Tuesday, November 6, 2007

Loans

We have continued to receive loans to alleviate poverty in this country. The latest one was from the Asian Development Bank (ADB) which provided no less than US$400 million to cover health and education programs for the poor.

What does the loan mean? That an institution like ADB still trust us? Or that we have really been unsuccessful in eradicating poverty that we must continue to rely on ADB and others?

According to the Statistics Agency, BPS, there are no less than 36 million people who must be included in the category of poor in Indonesia today. Other sources have put the figure at as high as 71 million.

If the authorities cannot agree on the number of poor people in this country, probably it is too much to expect them to be able to take care of the poverty alleviation programs.

On one occasion they even admitted that their target, a poverty level of 8.2% by 2009, is unattainable. The current economic growth rate of around 5%-6% is insufficient to provide all new job-seekers with employment, let alone dent Indonesia's huge unemployment tally.

For the record: the government's definition of poverty—less money than is needed to afford a diet of 2,100 calories a day—is Rp152,847 (US$16.80) a month. This measure is well below the more-widely used benchmark of US$1 a day.

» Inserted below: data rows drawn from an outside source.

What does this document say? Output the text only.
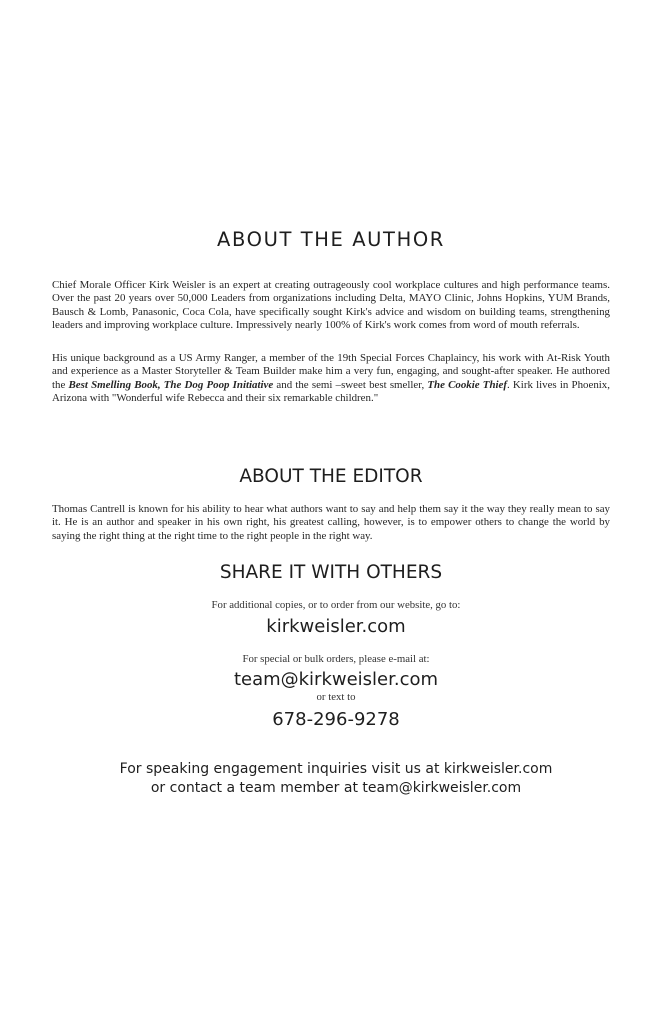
ABOUT THE AUTHOR

Chief Morale Officer Kirk Weisler is an expert at creating outrageously cool workplace cultures and high performance teams. Over the past 20 years over 50,000 Leaders from organizations including Delta, MAYO Clinic, Johns Hopkins, YUM Brands, Bausch & Lomb, Panasonic, Coca Cola, have specifically sought Kirk's advice and wisdom on building teams, strengthening leaders and improving workplace culture. Impressively nearly 100% of Kirk's work comes from word of mouth referrals.

His unique background as a US Army Ranger, a member of the 19th Special Forces Chaplaincy, his work with At-Risk Youth and experience as a Master Storyteller & Team Builder make him a very fun, engaging, and sought-after speaker. He authored the Best Smelling Book, The Dog Poop Initiative and the semi –sweet best smeller, The Cookie Thief. Kirk lives in Phoenix, Arizona with "Wonderful wife Rebecca and their six remarkable children."

ABOUT THE EDITOR

Thomas Cantrell is known for his ability to hear what authors want to say and help them say it the way they really mean to say it. He is an author and speaker in his own right, his greatest calling, however, is to empower others to change the world by saying the right thing at the right time to the right people in the right way.

SHARE IT WITH OTHERS
For additional copies, or to order from our website, go to:
kirkweisler.com
For special or bulk orders, please e-mail at:
team@kirkweisler.com
or text to
678-296-9278
For speaking engagement inquiries visit us at kirkweisler.com
or contact a team member at team@kirkweisler.com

While ADB has its “noble” objectives, we must also underscore the fact that what the institution gave us was a loan, not a grant, something that we must, in the end, repay.

If we don’t properly manage the ADB loan—as well as those from other donor countries or agencies—we may end up having more difficulties instead of solutions in the future.

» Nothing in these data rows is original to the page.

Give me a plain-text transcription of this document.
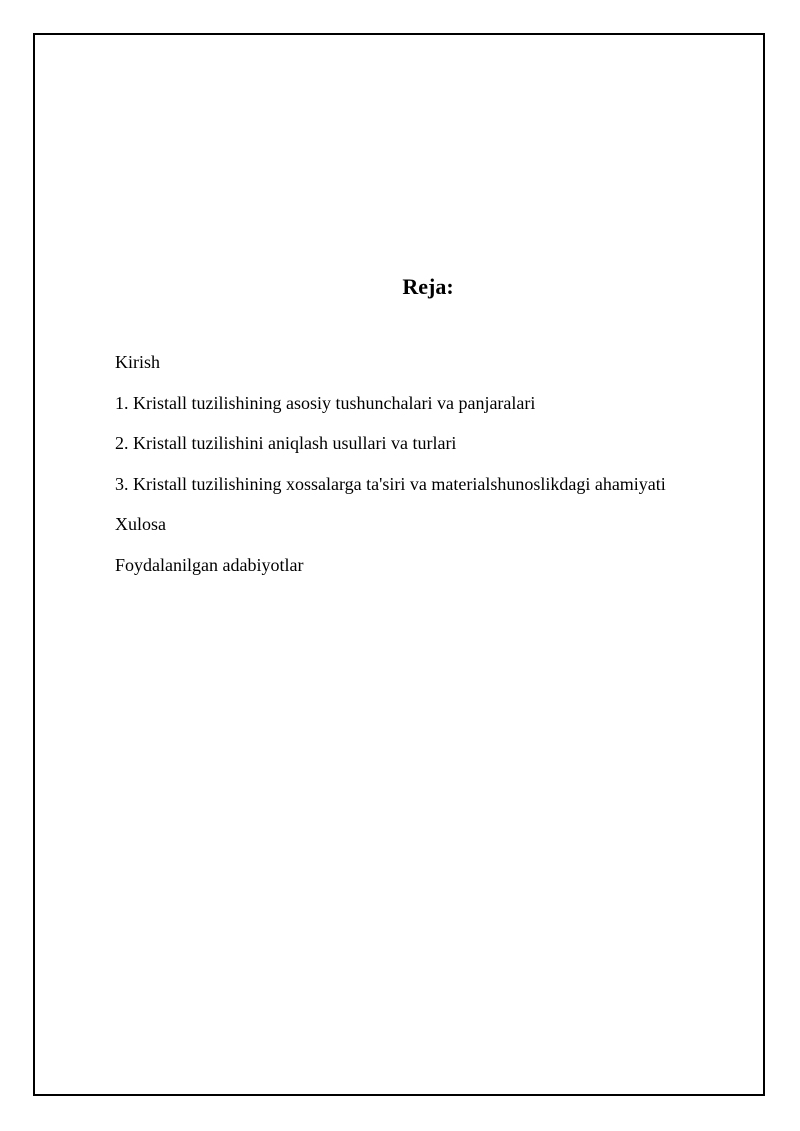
Reja:
Kirish
1. Kristall tuzilishining asosiy tushunchalari va panjaralari
2. Kristall tuzilishini aniqlash usullari va turlari
3. Kristall tuzilishining xossalarga ta'siri va materialshunoslikdagi ahamiyati
Xulosa
Foydalanilgan adabiyotlar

One thing ironic was while we, on one hand, always say that we are short of funds to handle poverty eradication programs, on the other we seem to have so many—some even say unlimited—fund sources for political activities like gubernatorial or district head elections.

Even the newly sworn-in KPU members already requested for budget of almost Rp48 trillion to run the 2009 General Elections. An exorbitant elections budget indeed for a country with a large number of poor people!